Changing from schools within the same catchment area.(9 Posts)
We live in the catchment of 2 good primary schools and DS attend the one nearest to us.
I have seen many parents raving about DS school, but to be honest, over the last 2 years he has been there he has not advanced one iota. His writing and spelling is far worse than when he started 2 years ago, he has lost interest in reading and despite being still advanced in maths with respect to the other children, he seems to get bored very easily and in general hates the school.
He is also being bullied, and the school do not seem good at doing anything about it. I have mentioned to the teacher about the bruises , about older children not allowing him to eat his lunch, and what DS says, but as the teachers normally do not supervise outside play / lunch times they are not aware of those things happening.
They have many clubs and extra curricular activities, but you only get to know about them if you hang around in the school/volunteer as the communication with the parents is... honestly... unexistent.
Homework is scarce and reading books levels are all mixed up so DS is repeatedly asked to read books in Year 3, he first read in reception in his other school.
Admitedly, the headteacher knows each child by their name, but DS teacher (he has had 4 this year - so far) doesn't even know who he is.
There is another school in the area, whose ofsted looks very good (Ofsted grade 3, 2 years ago but this year has scored "outstanding" in all areas).
How do I approach the other school without looking like a wingey parent? I would anticipate to move DS at the beginning of the next academic year, when he would be starting year 4 but considering how delayed he is and being so young for his class, I would even consider it a blessing if he were allowed to do Year 3 again.

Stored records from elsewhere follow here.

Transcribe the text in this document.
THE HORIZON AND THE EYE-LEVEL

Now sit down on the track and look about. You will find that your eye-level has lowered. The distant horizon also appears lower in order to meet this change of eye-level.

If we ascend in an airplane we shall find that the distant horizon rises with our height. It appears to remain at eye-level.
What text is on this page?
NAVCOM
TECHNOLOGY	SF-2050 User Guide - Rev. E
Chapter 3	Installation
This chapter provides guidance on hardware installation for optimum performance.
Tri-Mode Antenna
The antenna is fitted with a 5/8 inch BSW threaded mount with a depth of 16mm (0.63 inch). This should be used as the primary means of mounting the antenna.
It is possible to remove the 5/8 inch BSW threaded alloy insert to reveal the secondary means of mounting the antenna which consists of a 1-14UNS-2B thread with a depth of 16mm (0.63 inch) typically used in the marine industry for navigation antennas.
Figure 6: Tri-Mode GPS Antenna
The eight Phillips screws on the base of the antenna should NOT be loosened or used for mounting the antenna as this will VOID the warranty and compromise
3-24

Obviously my grammar is not good either but please cut me some slack, English is my third language
I would concentrate on the fact that your son is not happy there and isn't a good fit and you feel a fresh start with some input from the new school could make all the difference?
Thank you Cargirl.
I don't want to talk badly of the school, but I don't want it to look as if DS is a little delicate child unable to cope with the school day to day.
I believe that DS needs more structure and discipline, he certainly thrives in environments when he knows what are the rules and what is expected from him. But this school "free range" approach is exactly the one that leaves DS confused and not knowing what to expect.
There are not many rules, the headteacher doesn't consider reading and writing particularly important in KS1, children were even allowed to vote whether they wanted to continue having a school uniform or not. No consultation about this with the parents BTW.
Perhaps just say that he doesn't suit the approach to learning that the school has?
First of all you need to ensure that the other school does have a different approach?
you could ask them how would they deal with x y z situation? Is it noticably smaller or larger ie anything that you can pick on as a reason?
No, they are about the same size.
Second school is a faith school, I'm not religious, so I would feel a bit strange about claiming I want DS to be educated under the precepts of our religion, especially if DS starts with his never ending debate against dogmas of faith. [rolls eyes]
Now one big advantage of faith school is that they get automatically accepted to the catholic secondary school which is better than the secondary schools in my catchment.
I would find out if they are more structured etc and then explain that is the reason.
First thing I would do is check whether infact the school has any places available in the right year group. If it is full and having made what appears to be spectacular progress in the last 2 years it could well be, then there is a reasonable chance that even if you went to appeal you would not get a place at the school.
Though I would have to say that it would be quite a novelty as a panel member to hear that a pupil was struggling to cope with the "free range" approach and needs a more structured approach. It would make a change from the "this is a better school, Ofsted say so" which the panel is likely to hear.
Having said that I would try to get in now, if it really is making such good progress it is for sure that other parents are going to be thinking the same as you and it will be a full school before long.